Em 1990, eu era um garoto estudante de faculdade, sem parentes importantes, vindo da própria capital, duro, cheio de sonhos e tentando buscar um emprego.
Tempos difíceis: a Era Collor não perdoava ninguém. O desemprego e a fome eram regra.
Mas aí apareceu a MTV Brasil na televisão e as coisas mudaram para melhor. Pra mim, melhoraram paca. Imagine: eu não tinha grana pra comprar discos, mas podia ver e ouvir N artistas.
A linguagem do videoclipe, que já existia há vários anos, ficou definitivamente popularizada no Brasil. Ela já vinha do Fantástico e de programas como o saudoso BB Video de Eládio Sandoval e Billy Bond, mas a MTV veio como um furacão varrendo tudo, trazendo acesso aos trabalhos musicais de números artísticos que não tocavam em rádio no país, sem contar a multidão de artistas nacionais que passaram a aparecer na TV justamente por conta de seus clipes. Aquele pessoal descolado interessante divertido, gatas extraordinárias apresentando as atrações sempre com uma perna mais inclinada do que a outra.

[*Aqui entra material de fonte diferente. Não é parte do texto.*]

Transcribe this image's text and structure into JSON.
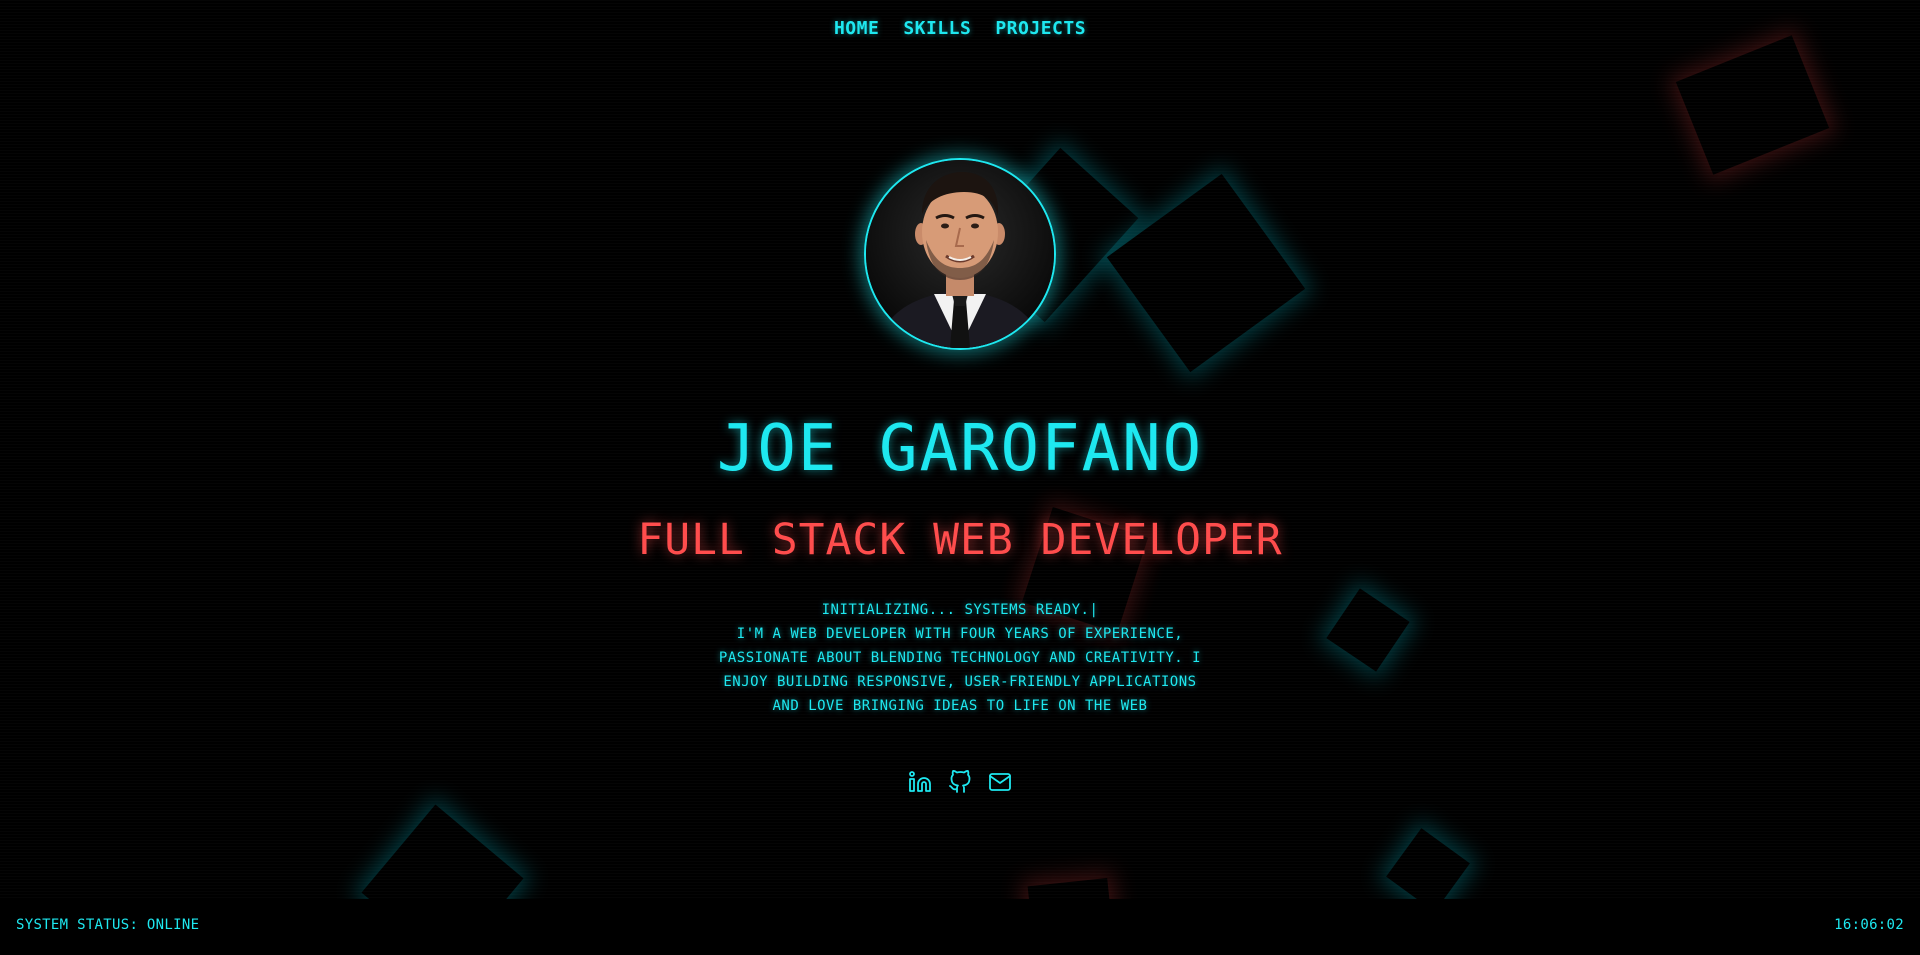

A MTV colou bem no Rio de Janeiro. Chegou praticamente junto com o Rock in Rio 2 e nos tempos das melhores edições do Hollywood Rock. Teve de tudo: Nirvana (com Kurt Cobain ensandecido), Alice in Chains, Red Hot Chilli Peppers e outros shows antológicos, como o auge de Titãs e Paralamas tocando juntos. Foi na MTV a explosão do Manguebeat com Chico Science e Nação Zumbi mais Mundo Livre S.A., e Skank, Pato Fu, Planet Hemp, Cidade Negra, Raimundos e grande elenco. E o Capital Inicial? A partir do Projeto Acústico MTV, a banda deu uma guinada tão grande em sua carreira que se tornou muito mais popular do que em sua primeira fase.
O Acústico gerou registros espetaculares de nomes como os próprios Titãs, Paralamas, Cássia Eller, Lobão, Marcelo D2 e outras feras.
Apesar da sua audiência modesta, a MTV formava a opinião definitivamente e ditava as regras. Se nem todo mundo ouvia, todo mundo sabia do que se tratava.
À medida que fez a travessia do século XX para o XXI, a MTV aos poucos foi diminuindo a sua cota musical e fazendo mais programas de auditório. De toda forma, eles eram sempre interessantes, fossem pelos debates, pela vanguarda e pela quebra de paradigmas, vide o beijo gay ao vivo no Beija Sapo, atração comandada por Daniela Cicarelli.
Em sua última grande fase a MTV ainda revelou um monte de jovens humoristas para o país, numa safra de nomes como Marcelo Adnet, Dani Calabresa, Paulinho Serra e mais um monte de gente com programas interessantíssimos no canal que ainda tinha a música, mas não como o principal carro-chefe. Depois, atolado em dívidas, o grupo Abril liquidou o canal no Brasil por questões financeiras.
Tempos depois, entrou uma nova MTV no ar, mas ela mas ela não tem nada a ver com o espírito da MTV Brasil original. Só tem o nome. Vida que segue.
O que deixa saudade mesmo é aquele tempo de grandes bandas, de VJs fabulosos - Marina, Thunderbird, Gastão, Sabrina etc -, de programas divertidíssimos e de muita informação musical que hoje se perdeu no mundo da internet, né? Onde tudo é diluído e para você achar determinados conteúdos, tem que fazer um verdadeiro trabalho de arqueologia. A MTV não, ela te dava tudo de bandeja. Vinte anos de música, sorrisos e vanguarda.